More people today are waiting to start a family, for important reasons from career to medical circumstances.
From the age of 35, the need for extra help from fertility treatment becomes more likely. But the success of even the most widely used treatments are limited by the quality and quantity of eggs.
For this reason, many are choosing to preserve their eggs. Egg freezing, known medically as ‘oocyte preservation’, involves retrieving and freezing eggs while they are at the best possible quality, earlier in life.
This keeps open the option of using your own, high-quality eggs should you need fertility treatment in the future. But, if you’re considering the process, you may wonder – what are the chances of it working?
Key factors that can influence the chances of successful treatment with your own frozen eggs include:
The age at which your eggs were frozen – with the highest success rates given by retrieval before age 35
The number of eggs retrieved
The freezing method, with modern flash vitrification techniques giving far higher success rates than slow-cooling
The number of eggs successfully thawed
The quality of the eggs, particularly the presence of chromosomal abnormalities in resulting embryos – which can be checked with PGT before implantation
Freezing eggs is a different process from freezing embryos, which is commonly part of IVF. For this reason, general IVF statistics don’t apply to fertility treatment using your own frozen eggs.
Generally, there is less data on the success rates of treatments using own frozen eggs.
Overall, the number of people having fertility treatments using their own frozen eggs is very small, as many have not yet returned to use their eggs so far. This is understandable, as the main reason for freezing your eggs is wanting to wait to start a family.
While there’s less success data for treatments with own egg freezing, it’s known that success rates tend to be somewhat lower than with using frozen donor eggs.

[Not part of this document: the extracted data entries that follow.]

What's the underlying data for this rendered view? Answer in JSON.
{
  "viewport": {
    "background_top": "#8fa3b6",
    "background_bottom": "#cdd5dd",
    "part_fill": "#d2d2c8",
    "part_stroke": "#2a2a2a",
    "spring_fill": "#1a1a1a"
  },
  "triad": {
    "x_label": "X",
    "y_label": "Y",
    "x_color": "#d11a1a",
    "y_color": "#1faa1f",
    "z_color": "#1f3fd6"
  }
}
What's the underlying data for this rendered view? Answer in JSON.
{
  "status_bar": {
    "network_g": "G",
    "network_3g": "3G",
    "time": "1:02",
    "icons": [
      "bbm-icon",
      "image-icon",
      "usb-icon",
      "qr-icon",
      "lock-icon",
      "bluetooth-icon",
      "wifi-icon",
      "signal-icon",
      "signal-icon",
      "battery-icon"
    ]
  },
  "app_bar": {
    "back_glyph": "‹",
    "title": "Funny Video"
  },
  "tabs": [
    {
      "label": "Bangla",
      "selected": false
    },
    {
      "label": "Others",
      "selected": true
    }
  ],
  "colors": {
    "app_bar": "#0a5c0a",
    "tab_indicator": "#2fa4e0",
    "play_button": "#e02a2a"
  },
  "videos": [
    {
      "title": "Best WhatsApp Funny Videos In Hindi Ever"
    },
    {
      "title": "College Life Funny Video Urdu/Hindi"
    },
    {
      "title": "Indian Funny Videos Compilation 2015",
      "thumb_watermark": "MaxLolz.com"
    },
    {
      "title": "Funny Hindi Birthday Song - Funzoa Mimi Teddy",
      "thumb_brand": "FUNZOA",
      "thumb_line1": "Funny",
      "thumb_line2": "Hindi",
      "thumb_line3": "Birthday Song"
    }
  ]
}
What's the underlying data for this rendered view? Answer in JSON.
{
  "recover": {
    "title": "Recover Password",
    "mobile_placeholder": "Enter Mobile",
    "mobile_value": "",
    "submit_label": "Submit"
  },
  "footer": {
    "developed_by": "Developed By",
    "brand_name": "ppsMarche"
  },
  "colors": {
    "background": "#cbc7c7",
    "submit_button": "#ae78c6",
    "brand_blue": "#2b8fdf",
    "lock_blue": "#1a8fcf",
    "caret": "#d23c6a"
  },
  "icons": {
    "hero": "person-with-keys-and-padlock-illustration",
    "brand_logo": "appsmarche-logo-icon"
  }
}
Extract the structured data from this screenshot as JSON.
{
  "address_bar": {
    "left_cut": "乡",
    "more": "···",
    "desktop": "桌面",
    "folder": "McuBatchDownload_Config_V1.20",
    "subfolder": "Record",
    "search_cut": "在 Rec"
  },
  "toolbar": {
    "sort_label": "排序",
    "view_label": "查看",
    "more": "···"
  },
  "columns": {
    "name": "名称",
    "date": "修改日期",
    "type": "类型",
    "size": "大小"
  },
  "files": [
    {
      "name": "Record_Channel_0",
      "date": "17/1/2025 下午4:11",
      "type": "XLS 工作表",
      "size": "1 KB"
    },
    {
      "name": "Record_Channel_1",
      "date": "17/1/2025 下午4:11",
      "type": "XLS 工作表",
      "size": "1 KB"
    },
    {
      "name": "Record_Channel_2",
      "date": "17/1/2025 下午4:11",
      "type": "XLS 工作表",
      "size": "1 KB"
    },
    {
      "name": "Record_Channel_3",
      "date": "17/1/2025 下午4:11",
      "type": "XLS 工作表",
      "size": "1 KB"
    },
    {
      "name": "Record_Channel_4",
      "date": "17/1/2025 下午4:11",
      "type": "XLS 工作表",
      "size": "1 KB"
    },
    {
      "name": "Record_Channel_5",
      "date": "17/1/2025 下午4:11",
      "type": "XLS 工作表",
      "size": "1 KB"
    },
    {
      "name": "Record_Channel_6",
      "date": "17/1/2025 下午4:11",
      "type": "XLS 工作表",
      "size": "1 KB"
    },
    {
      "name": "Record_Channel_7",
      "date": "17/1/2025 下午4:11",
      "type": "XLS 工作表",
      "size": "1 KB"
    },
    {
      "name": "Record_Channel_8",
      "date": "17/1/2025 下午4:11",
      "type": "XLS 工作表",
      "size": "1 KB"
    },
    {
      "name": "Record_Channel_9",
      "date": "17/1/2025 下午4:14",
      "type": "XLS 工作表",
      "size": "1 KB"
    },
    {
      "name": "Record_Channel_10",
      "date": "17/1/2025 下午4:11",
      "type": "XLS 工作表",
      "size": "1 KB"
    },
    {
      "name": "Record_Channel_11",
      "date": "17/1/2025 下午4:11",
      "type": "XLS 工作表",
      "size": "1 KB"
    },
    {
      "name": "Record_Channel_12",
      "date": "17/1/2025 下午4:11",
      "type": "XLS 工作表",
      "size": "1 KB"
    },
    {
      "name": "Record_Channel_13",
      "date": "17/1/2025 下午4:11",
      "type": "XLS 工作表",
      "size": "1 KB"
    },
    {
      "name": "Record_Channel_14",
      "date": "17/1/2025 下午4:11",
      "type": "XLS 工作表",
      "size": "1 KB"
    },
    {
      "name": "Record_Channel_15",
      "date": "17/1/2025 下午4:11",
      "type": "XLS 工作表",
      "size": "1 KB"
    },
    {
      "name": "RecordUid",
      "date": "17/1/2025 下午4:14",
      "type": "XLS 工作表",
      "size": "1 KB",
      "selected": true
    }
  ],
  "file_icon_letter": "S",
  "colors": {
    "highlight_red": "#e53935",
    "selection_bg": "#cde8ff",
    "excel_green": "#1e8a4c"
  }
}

This is likely because donor eggs are of the highest quality, due to strict criteria for donating.
Many people feel this is outweighed by the overwhelming positive that using their own frozen eggs means being able to have a genetic connection to their child.
To understand more about egg freezing success rates, we recommend reading the latest report from the Human Fertilisation and Embryology Authority (HFEA), the UK’s independent regulator of fertility treatment.
Between the decision to explore egg freezing, and having a child using your frozen eggs, there are many steps to go smoothly.
These include your fertility assessment, IVF to stimulate egg production, egg retrieval, freezing, thawing, and future fertility treatment.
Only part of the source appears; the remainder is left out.